By Brian Davis
New credit scoring models could help extend credit to an additional 27-30 million borrowers − people who were previously turned down for real estate mortgages, auto loans and the like, but may become eligible based on better credit scoring.
VantageScore Solutions offers an alternative to the widely-used FICO (originally Fair Isaac & Company) scoring model, and measures some of the financial behavior common to lower-income people who often have no credit history under FICO scoring models. Their new model, VantageScore 3.0, includes such data as:
• rent payment history
• traditional credit data older than 24 months
• public records, collections and credit inquiries (which are also used by FICO, but VantageScore 3.0 weighs these more heavily if borrowers have little other data available)
• Includes a scorecard, for generating a credit score for borrowers with little data.
The data used by VantageScore is also more "granular" − separating out data that FICO scores tend to lump together. For example, if a borrower has several mortgages, VantageScore separates out which is for the primary residence, versus mortgages on second homes and rental investment properties.
Barrett Burns, VantageScore Solutions' CEO, further explains "Today's competitive lending environment dictates that lenders need access to as many creditworthy consumers as possible within their target universe, demanding the highest level of predictive performance from the credit scoring models they use."
Rental payment histories have always been controversial however, and it is currently only possible to collect this information from the largest property management firms − the kind with thousands upon thousands of rental units under management.

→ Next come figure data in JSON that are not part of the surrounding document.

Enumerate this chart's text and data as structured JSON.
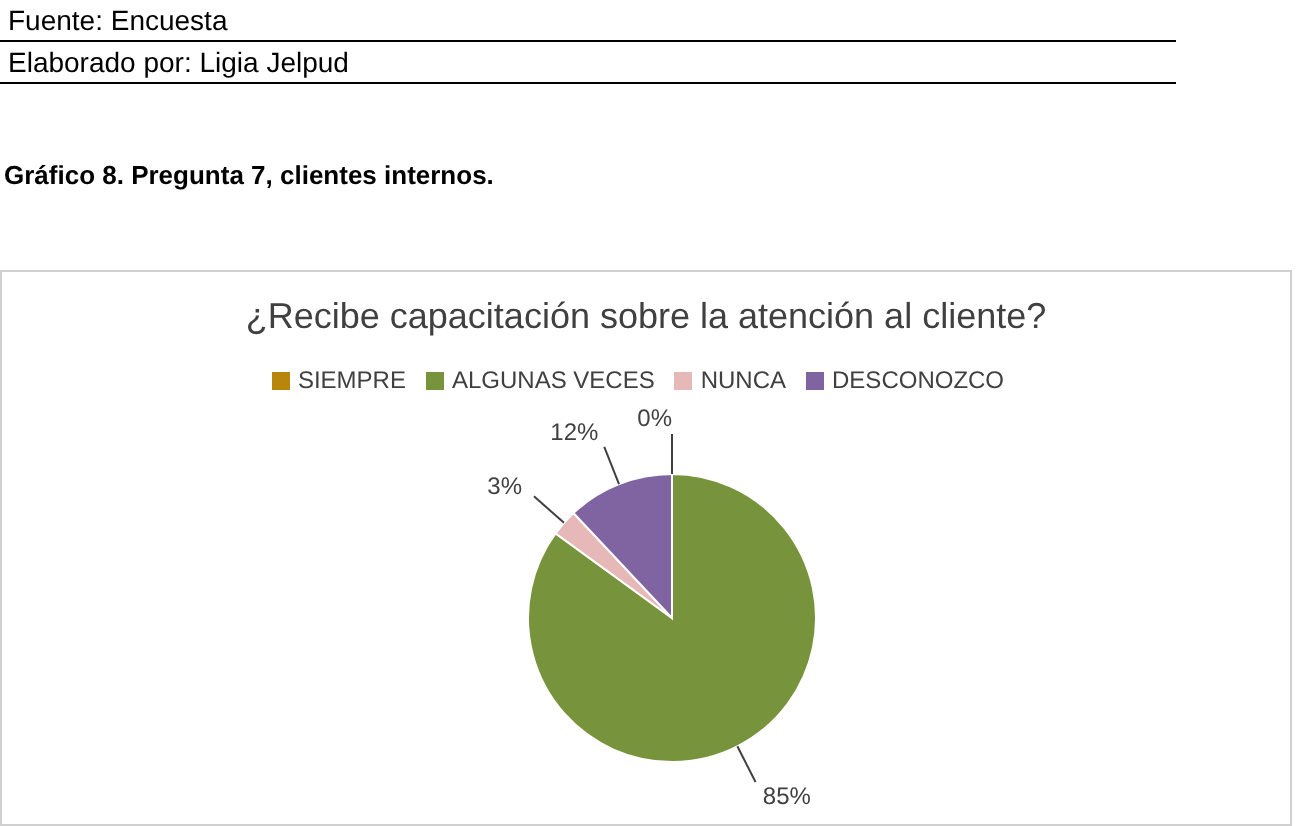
{
  "chart_data": {
    "type": "pie",
    "title": "¿Recibe capacitación sobre la atención al cliente?",
    "annotations": [
      "Fuente: Encuesta",
      "Elaborado por: Ligia Jelpud",
      "Gráfico 8. Pregunta 7, clientes internos."
    ],
    "categories": [
      "SIEMPRE",
      "ALGUNAS VECES",
      "NUNCA",
      "DESCONOZCO"
    ],
    "values": [
      0,
      85,
      3,
      12
    ],
    "colors": [
      "#b8860b",
      "#77933c",
      "#e6b9b8",
      "#8064a2"
    ],
    "value_labels": [
      "0%",
      "85%",
      "3%",
      "12%"
    ],
    "legend": "top"
  }
}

Landlords with smaller portfolios are considered unreliable by most credit bureaus and scoring agencies, not to mention too disparate to practically reach.
VantageScore 3.0 is actually not alone in offering an alternative to traditional FICO scores; FICO itself has released an overhauled scoring model called FICO 8, which raises its focus to be more predictive of future financial behavior, rather than simply scoring borrowers on past history. Improvements are wide-ranging, and include:
• Less punishment for "moderate" credit inquiries
• High credit card balances are punished more severely
• Actively using credit accounts (rather than holding rarely-used credit cards often used solely to establish credit) will help credit scores more
• Less emphasis placed on small unpaid medical payments, which are often due to erroneous billing.
But even FICO 8 is purely optional for lenders to use, and most major banks and lenders have not adopted these new (and seemingly improved) scoring models. Large institutions tend to take a long time to adopt new technologies and techniques, and the massive lending banks from Wells Fargo to Bank of America are simply too bureaucratic to quickly respond to these improvements in scoring. And the catch-22 is that landlords and smaller organizations (who might act as early adopters) generally do not have access to these new credit scoring models for their tenant credit reports and loans, so the market for these alternative reports remains small for now.